Quart de brie n’est pas à strictement parler un magazine d’information, pas plus qu’il est un magazine d’opinions. Il veut être plus que cela. Et c’est en cela que réside son militantisme. Il consistera à dire ce qui nous semble vrai et juste, sans rien dissimuler des engagements qui nourrissent et donnent leur consistance à nos prises de position dans le magazine. Oui, nous militerons pour faire entendre des voix rendues inaudibles ; oui, nous relaierons des combats du quotidien qui passent sous le radar de l’« actualité ».

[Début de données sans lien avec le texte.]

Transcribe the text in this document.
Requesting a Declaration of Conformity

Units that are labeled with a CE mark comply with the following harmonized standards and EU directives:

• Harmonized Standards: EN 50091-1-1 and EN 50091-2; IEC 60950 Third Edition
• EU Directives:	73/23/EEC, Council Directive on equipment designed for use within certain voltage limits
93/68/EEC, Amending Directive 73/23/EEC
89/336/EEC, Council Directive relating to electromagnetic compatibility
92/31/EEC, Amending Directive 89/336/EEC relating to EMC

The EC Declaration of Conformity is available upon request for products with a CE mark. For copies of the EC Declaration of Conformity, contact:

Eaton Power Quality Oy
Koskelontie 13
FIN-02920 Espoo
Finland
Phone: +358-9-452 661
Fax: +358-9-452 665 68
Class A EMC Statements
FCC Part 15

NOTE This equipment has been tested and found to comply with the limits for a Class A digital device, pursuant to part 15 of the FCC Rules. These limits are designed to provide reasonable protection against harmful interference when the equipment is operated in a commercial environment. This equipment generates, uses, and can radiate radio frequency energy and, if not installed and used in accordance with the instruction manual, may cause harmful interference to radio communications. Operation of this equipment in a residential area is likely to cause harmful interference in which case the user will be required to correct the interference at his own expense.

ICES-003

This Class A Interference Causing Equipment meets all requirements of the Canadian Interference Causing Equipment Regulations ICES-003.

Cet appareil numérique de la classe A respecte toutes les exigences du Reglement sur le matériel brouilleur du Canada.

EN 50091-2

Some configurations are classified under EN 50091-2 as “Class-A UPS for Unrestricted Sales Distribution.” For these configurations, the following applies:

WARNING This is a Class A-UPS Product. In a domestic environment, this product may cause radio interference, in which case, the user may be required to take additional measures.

Ce premier numéro est une sorte de crash-test. La formule est à éprouver, le ton à trouver. Les diverses rubriques sont en place, mais l’on pourra rectifier si besoin dans les prochains numéros, sur la base de vos retours, de ce que 2018 nous réserve et des envies de la rédaction. Alternant entre la dérision et la gravité, les peines et les joies, les questions les plus fondamentales et celles qui paraissent anecdotiques (mais qui ne le sont jamais vraiment), les chroniques acides et les tribunes invitées, nos pages laisseront libre cours à l’expression. En matière d’expression, la vie politique majoritaire est tellement apathique et bride Melun que nous sommes convaincu.e.s que nous avons un boulevard pour faire avancer les causes communes et donner goût à la culture politique pour/par toutes et tous.

Tout ne va pas mal à Melun et dans le Val-de-Seine, mais quand il le faudra, nous ferons tout un fromage des situations critiques ou qui appellent la contestation et la mobilisation. Plein de caractère, fort, subtil tant que faire se peut, par moments caustique ou amer : c’est bien le minimum que l’on est en droit d’attendre d’un magazine qui, de façon décalée on l’aura compris, se revendique du sacro-saint fromage melunais. Les idées ne manquent pas et les prochains numéros sont d’ores et déjà en préparation. Quart de brie est donc lancé et à vue de nez, l’avenir nous est ouvert.